Bis zu 30 Prozent weniger Grundwasser im westlichen Mühlviertel
URFAHR-UMGEBUNG/ROHRBACH. Der aktuelle Klimastatusbericht zeigt deutliche Folgen der Klimakrise für Oberösterreich: Das westliche Mühlviertel, welches die Bezirke Urfahr-Umgebung und Rohrbach umfasst, könnte bis 2050 im schlimmsten Fall bis zu 30 Prozent seines Grundwassers verlieren.

Der diese Woche präsentierte Klimastatusbericht liefert eine klare Botschaft für Oberösterreich: Die Klimakrise ist bereits spürbar. Besonders das westliche Mühlviertel, historisch auch Oberes Mühlviertel genannt, steht vor einer ernsthaften Herausforderung. Anhaltende Dürrephasen haben in den vergangenen Jahren die Grundwasserstände deutlich sinken lassen. Was früher die Ausnahme war, wird zunehmend zur Regel.

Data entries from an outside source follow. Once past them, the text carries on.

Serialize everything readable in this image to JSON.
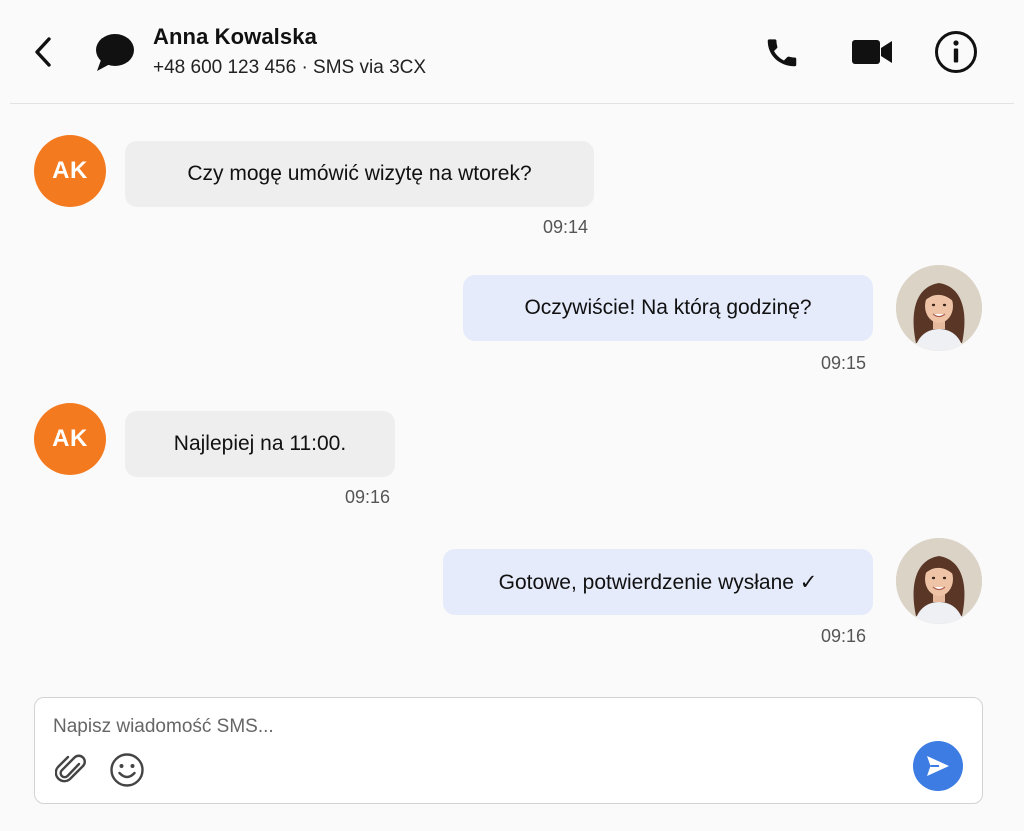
{
  "header": {
    "contact_name": "Anna Kowalska",
    "contact_subtitle": "+48 600 123 456 · SMS via 3CX",
    "icons": [
      "back-arrow-icon",
      "chat-bubble-icon",
      "phone-icon",
      "video-camera-icon",
      "info-icon"
    ]
  },
  "contact": {
    "initials": "AK",
    "avatar_color": "#f47a20"
  },
  "messages": [
    {
      "direction": "incoming",
      "text": "Czy mogę umówić wizytę na wtorek?",
      "time": "09:14"
    },
    {
      "direction": "outgoing",
      "text": "Oczywiście! Na którą godzinę?",
      "time": "09:15"
    },
    {
      "direction": "incoming",
      "text": "Najlepiej na 11:00.",
      "time": "09:16"
    },
    {
      "direction": "outgoing",
      "text": "Gotowe, potwierdzenie wysłane ✓",
      "time": "09:16"
    }
  ],
  "composer": {
    "placeholder": "Napisz wiadomość SMS...",
    "value": "",
    "icons": [
      "paperclip-icon",
      "emoji-icon",
      "send-icon"
    ]
  },
  "colors": {
    "incoming_bubble": "#eeeeee",
    "outgoing_bubble": "#e5ebfb",
    "send_button": "#3d7de3"
  }
}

„Wir reden hier nicht von abstrakten Klimamodellen. Die Frage, ob und wie viel Wasser aus dem Hahn kommt, ist für die Menschen im Mühlviertel keine Statistik, sondern eine existenzielle Frage“, sagt Umwelt- und Klima-Landesrat Stefan Kaineder (Grüne).
Das Land Oberösterreich unterstützt Gemeinden dabei, ihre Trinkwasserversorgung fit für die Zukunft zu machen. Geplant sind konkrete Trinkwasserversorgungskonzepte sowie gezielte Investitionen in die Infrastruktur.

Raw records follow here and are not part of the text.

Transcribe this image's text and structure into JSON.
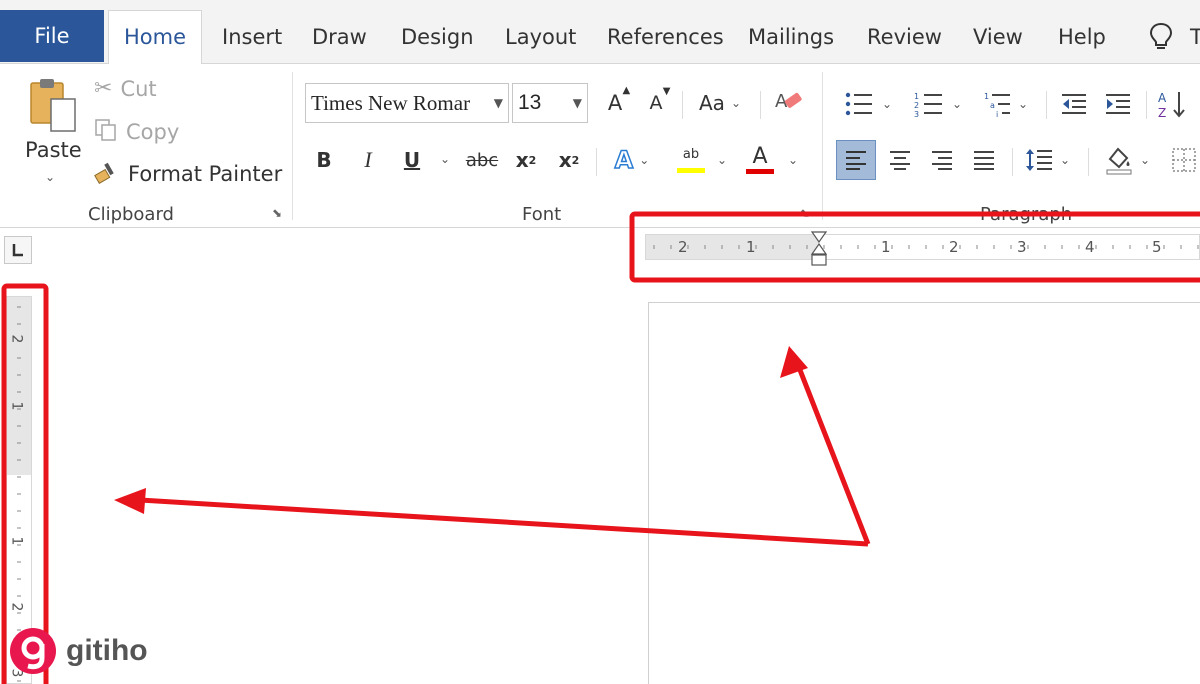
{
  "tabs": {
    "file": "File",
    "home": "Home",
    "insert": "Insert",
    "draw": "Draw",
    "design": "Design",
    "layout": "Layout",
    "references": "References",
    "mailings": "Mailings",
    "review": "Review",
    "view": "View",
    "help": "Help",
    "tell_me_partial": "T"
  },
  "clipboard": {
    "paste": "Paste",
    "cut": "Cut",
    "copy": "Copy",
    "format_painter": "Format Painter",
    "group_label": "Clipboard"
  },
  "font": {
    "font_name": "Times New Romar",
    "font_size": "13",
    "change_case": "Aa",
    "bold": "B",
    "italic": "I",
    "underline": "U",
    "strikethrough": "abc",
    "subscript_base": "x",
    "subscript_mark": "2",
    "superscript_base": "x",
    "superscript_mark": "2",
    "highlight_glyph": "ab",
    "font_color_glyph": "A",
    "text_effects_glyph": "A",
    "grow_glyph": "A",
    "shrink_glyph": "A",
    "group_label": "Font",
    "highlight_color": "#ffff00",
    "font_color": "#e00000"
  },
  "paragraph": {
    "group_label": "Paragraph"
  },
  "ruler": {
    "horizontal_ticks": [
      "2",
      "1",
      "1",
      "2",
      "3",
      "4",
      "5"
    ],
    "vertical_ticks": [
      "2",
      "1",
      "1",
      "2",
      "3"
    ]
  },
  "watermark": {
    "text": "gitiho"
  },
  "colors": {
    "accent": "#2b579a",
    "annotation": "#e8141b"
  }
}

Gemeinden sollen unterstützt werden
Gerade im ländlichen Raum brauche es Planungssicherheit und finanzielle Unterstützung, um Wasserleitungen, Brunnen und Speicher an die veränderten Bedingungen anzupassen.
„Wir werden nicht dabei zusehen, wie Gemeinden im Mühlviertel allein mit dieser Herausforderung dastehen, und bieten seitens des Landes Unterstützung an“, so der Landesrat.
Was heute selbstverständlich aus dem Wasserhahn fließt, könnte künftig zur Frage der Vorsorge werden, warnt Kaineder.